Por fim, acredito piamente nos versos de Cazuza, quando diz que “o tempo não para”, esperando que “o futuro repita o passado”. E nessa vibe, não vejo a hora de voltarmos todos ― unanimemente ― às caras-limpas de antigamente.
Quanto à minha mulher, agradeço-lhe os gritos, sabedor de que a “máscara é a minha própria sobrevivência”.
** Eloy Melonio é professor, escritor, compositor e poeta
Imagem destacada / Máscaras de teatro grego. Imagem: A.B.G. / Shutterstock.com / Fonte: site InfoEscola
7 respostas em “Com que máscara?”
Maravilhoso gostei .
Maravilha!!! A máscara! As máscaras! Show de visão sobre o seu a experiência do uso da máscar nos tempos atuais. Imediatamente me vem à mente a máscara filosófica,em Tabacaria, do Fernando Pessoa, gentilmente denominada Dominó, num link com o seu uso nas fantasias de Carnaval.
“O dominó que vesti era errado. Conheceram-me logo por quem não era e não desmenti, e perdi-me. Quando quis tirar a máscara, estava pegada à cara.”

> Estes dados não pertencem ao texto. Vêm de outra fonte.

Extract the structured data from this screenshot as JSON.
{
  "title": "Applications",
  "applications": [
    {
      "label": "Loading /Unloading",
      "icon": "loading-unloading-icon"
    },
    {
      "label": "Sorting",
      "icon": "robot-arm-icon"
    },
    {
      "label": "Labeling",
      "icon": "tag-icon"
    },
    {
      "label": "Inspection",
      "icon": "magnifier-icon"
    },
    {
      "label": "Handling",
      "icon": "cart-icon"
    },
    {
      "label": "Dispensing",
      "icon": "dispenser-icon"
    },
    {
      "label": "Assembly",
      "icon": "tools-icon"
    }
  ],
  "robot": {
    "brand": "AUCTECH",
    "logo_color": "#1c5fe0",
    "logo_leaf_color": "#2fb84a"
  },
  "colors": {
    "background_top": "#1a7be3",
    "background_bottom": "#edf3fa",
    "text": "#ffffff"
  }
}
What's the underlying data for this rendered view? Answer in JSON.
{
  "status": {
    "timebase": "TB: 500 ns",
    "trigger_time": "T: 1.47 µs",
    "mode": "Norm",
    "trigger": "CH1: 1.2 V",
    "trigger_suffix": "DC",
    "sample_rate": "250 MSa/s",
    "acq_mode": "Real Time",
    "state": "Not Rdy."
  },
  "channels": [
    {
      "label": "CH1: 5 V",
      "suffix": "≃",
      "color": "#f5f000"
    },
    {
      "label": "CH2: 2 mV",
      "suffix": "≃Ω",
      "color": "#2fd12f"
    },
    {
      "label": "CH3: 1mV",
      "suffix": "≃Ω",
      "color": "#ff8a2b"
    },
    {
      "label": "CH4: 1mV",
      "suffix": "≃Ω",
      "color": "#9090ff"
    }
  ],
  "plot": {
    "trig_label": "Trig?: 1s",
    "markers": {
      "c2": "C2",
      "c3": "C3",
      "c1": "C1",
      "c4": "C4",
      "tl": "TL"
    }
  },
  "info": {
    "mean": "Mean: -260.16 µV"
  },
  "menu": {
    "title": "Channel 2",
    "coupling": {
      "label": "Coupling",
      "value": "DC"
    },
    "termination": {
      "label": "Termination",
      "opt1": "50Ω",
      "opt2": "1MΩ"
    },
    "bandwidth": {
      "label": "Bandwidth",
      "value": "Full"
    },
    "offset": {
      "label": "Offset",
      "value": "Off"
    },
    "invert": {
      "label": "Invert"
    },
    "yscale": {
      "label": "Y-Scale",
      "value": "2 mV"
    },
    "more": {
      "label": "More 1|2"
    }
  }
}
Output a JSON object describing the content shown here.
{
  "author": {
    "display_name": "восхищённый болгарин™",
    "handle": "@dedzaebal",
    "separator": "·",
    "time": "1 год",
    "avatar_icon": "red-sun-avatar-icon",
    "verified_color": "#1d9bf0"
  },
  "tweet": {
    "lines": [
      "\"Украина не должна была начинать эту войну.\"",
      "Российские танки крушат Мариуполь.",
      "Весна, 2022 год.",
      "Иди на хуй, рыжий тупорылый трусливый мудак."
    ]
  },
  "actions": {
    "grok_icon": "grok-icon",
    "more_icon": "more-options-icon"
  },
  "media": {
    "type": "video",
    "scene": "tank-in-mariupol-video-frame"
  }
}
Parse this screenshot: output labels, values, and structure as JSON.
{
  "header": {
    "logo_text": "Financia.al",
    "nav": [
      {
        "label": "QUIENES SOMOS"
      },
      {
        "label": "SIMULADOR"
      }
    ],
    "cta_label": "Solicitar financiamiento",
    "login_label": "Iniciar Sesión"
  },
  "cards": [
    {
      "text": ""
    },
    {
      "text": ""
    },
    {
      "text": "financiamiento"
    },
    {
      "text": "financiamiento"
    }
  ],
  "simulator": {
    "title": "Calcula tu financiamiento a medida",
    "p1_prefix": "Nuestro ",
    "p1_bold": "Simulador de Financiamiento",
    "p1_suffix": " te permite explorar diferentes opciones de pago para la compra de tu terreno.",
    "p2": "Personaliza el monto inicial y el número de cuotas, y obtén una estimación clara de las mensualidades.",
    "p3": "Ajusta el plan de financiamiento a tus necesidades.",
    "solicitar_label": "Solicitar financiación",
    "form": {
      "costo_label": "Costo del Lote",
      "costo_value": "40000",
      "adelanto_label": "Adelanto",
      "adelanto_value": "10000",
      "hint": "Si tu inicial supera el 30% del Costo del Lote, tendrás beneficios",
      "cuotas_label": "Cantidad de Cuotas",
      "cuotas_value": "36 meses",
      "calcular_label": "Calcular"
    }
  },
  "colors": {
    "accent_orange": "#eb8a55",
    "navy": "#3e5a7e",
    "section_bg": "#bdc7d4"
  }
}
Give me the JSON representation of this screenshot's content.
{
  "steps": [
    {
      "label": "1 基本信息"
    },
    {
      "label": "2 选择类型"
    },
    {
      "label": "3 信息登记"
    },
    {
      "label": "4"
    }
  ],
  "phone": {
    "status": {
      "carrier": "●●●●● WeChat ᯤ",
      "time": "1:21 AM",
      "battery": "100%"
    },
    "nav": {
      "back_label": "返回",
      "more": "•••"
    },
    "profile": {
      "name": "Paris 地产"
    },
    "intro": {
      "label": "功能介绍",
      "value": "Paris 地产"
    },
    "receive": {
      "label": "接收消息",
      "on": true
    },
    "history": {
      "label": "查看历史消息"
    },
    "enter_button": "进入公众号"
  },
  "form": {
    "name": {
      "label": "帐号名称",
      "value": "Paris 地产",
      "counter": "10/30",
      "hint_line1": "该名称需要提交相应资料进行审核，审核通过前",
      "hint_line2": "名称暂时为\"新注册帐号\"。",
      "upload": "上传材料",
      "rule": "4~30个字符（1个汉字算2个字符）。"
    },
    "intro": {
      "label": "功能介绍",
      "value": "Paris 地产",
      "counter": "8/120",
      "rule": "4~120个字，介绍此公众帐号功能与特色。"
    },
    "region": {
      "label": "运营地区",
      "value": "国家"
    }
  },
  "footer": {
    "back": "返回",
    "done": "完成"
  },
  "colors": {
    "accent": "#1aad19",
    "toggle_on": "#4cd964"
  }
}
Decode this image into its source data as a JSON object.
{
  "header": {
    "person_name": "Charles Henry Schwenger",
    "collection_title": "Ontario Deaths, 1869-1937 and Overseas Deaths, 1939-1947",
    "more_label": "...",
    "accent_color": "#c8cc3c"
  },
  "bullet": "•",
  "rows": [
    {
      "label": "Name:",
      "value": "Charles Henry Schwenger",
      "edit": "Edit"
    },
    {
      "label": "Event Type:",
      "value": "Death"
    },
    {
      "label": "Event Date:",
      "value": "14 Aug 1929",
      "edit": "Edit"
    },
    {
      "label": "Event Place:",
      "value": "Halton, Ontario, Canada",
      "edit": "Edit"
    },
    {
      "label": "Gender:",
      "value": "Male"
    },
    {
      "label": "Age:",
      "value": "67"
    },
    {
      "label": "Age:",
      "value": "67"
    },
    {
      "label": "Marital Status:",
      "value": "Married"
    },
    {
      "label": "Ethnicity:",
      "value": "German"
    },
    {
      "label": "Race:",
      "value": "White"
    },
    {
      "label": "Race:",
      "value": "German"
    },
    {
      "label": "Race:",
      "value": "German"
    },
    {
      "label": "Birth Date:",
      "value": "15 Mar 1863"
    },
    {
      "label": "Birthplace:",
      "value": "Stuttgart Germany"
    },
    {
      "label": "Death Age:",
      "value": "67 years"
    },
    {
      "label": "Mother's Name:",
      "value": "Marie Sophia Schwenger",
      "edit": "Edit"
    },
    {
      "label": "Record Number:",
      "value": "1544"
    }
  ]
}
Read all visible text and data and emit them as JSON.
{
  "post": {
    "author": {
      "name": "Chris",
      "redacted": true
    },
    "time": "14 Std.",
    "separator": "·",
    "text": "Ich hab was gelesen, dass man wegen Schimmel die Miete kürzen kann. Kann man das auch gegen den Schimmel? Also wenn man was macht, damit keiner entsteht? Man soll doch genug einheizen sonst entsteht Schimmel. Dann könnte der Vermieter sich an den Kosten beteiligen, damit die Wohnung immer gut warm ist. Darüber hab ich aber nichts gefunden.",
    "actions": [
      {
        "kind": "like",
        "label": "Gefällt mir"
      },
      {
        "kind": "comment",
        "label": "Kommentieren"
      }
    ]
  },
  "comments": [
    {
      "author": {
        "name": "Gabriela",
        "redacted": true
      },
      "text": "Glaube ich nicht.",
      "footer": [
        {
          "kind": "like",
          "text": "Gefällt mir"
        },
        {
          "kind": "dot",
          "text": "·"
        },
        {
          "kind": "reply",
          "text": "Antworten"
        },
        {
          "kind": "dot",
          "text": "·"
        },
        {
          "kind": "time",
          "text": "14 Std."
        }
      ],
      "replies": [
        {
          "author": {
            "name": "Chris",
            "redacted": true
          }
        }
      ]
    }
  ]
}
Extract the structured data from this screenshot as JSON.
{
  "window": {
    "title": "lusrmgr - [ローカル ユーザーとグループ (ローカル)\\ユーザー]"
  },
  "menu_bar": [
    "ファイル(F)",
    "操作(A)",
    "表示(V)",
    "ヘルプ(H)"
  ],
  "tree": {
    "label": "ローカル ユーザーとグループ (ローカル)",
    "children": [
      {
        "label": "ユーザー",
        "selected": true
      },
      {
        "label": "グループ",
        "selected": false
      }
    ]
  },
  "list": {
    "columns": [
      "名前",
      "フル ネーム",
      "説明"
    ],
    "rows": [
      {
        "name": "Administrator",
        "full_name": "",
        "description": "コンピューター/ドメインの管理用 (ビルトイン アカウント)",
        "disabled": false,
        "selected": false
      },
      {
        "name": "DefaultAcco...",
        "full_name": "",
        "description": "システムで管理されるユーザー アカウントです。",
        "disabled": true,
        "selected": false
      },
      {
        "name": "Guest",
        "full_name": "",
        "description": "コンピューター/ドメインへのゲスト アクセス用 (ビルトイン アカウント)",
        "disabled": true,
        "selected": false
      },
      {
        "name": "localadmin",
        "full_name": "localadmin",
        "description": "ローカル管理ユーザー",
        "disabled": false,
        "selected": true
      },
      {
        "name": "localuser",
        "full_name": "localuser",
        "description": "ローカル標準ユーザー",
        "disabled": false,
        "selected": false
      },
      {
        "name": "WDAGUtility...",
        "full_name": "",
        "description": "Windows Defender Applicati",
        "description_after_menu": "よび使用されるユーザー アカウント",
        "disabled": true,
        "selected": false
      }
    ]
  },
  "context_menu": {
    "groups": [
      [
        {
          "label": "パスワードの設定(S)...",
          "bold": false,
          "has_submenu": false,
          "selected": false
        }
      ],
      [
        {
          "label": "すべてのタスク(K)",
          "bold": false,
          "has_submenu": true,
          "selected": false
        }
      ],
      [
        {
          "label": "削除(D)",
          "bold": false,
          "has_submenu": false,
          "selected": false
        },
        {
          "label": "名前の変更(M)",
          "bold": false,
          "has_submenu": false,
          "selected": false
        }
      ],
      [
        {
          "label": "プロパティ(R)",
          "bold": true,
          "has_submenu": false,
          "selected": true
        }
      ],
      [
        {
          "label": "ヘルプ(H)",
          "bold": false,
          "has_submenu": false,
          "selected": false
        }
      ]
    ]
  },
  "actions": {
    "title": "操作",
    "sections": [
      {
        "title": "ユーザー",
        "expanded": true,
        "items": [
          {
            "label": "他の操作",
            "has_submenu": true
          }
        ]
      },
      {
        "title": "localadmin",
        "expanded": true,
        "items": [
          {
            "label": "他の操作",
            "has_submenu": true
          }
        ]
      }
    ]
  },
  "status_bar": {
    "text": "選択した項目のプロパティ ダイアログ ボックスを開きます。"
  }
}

Muito interessante texto. Faz uma reflexão digna de aplausos. Parabéns poeta Eloy Melônio.
Meu querido amigo.
Hoje mais do que nunca, estou convicto de que a experiência vai se adquirindo com o tempo e por extensão a sabedoria vai se apurando e depurando como um vinho com o passar dos tempos.
A abordagem faz uma relação e co-relação com o tempo e com as atividades, cujo passeio é inerente aqueles que possuem um conhecimento vasto.
Parabéns nobre amigo.
Excelente 👏🏼
Opa, vou passar seu comentário para o querido Eloy Melonio.
Amigo Eloy, tirar a máscara e por a máscara as circunstâncias obrigam, mas tirar a máscara de quem é mascarado é difícil, quase impossível. Pela maestria com que você escreve, meus parabéns.
O professor Eloy é conhecido por portar a máscara da sabedoria e com esta última nos presenteia com um carnaval de lembranças, PARABÉNS MESTRE.